Nightmare nanny agrees to move out, under certain conditions
UPLAND, Calif. — A California family’s nanny nightmare may be nearing an end.
More than three weeks ago the Bracamonte family fired Diane Stretton, 64, but she refused to leave their home. Police told the family they couldn’t force Stretton out of their home without an eviction notice.
A judge even ruled in Stretton’s favor, deciding the Bracamonte’s did not terminate Stretton’s employment in a legal manner. The family said Stretton then threatened to sue them if they tried to force her out.

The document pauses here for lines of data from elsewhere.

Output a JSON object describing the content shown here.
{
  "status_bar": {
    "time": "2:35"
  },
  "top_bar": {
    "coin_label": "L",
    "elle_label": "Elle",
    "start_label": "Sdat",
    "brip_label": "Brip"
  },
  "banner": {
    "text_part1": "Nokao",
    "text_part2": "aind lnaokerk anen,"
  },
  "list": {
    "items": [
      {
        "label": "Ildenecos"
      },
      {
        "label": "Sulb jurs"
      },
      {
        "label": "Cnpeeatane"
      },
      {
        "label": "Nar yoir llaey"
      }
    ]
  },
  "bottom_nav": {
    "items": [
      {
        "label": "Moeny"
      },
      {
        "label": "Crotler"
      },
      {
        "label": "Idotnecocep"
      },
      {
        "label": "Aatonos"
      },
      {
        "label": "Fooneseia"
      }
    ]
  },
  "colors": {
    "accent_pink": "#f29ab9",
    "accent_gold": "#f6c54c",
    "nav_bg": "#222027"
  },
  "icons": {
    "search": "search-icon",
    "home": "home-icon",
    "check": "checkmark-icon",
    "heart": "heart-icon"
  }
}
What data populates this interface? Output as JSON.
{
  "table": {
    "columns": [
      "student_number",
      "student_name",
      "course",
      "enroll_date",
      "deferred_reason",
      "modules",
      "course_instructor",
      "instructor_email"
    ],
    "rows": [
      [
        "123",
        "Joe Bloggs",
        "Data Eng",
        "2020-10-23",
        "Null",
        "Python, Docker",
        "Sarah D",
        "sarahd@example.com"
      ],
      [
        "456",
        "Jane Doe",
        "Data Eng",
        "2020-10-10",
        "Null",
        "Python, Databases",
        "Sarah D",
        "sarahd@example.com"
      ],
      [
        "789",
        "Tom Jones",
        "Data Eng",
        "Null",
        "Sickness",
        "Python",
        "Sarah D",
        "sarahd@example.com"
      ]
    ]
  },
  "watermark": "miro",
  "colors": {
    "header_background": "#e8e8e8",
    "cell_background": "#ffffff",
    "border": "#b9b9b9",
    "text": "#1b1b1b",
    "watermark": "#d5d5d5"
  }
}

Now Stretton has offered to move out, according to ABC News, but under her conditions. Stretton called the family’s attorney late Saturday night “and said she could be out by July 4,” Marcella Bracamonte said on “Good Morning America” on Sunday. But Bracamonte said that won’t work for her family because they plan to be out of town.
So it’s still unclear at this point if, in fact, the nanny will leave of her own free will or whether the family will have to continue through with the eviction process, now underway, before they can call their home their own again.
“This is now by court, by law, this is her domain, ” Ralph Bracamonte told ABC News.
The family’s saga started in March when Marcella Bracamonte hired Stretton as a nanny, who was expected to help out with household chores. The family ran a background check on the woman before hiring her, too.
Bracamonte fired her on June 6.
“She quit working about a month before I ever fired her. She would just stay in her room,” said Marcella Bracamonte.
Stretton is on the California’s Vexatious Litigant List, a list of people who continually bring legal action, regardless of merit, against others with the sole intention of harassment. Dozens of lawsuits have been filed by Stretton in California over the years.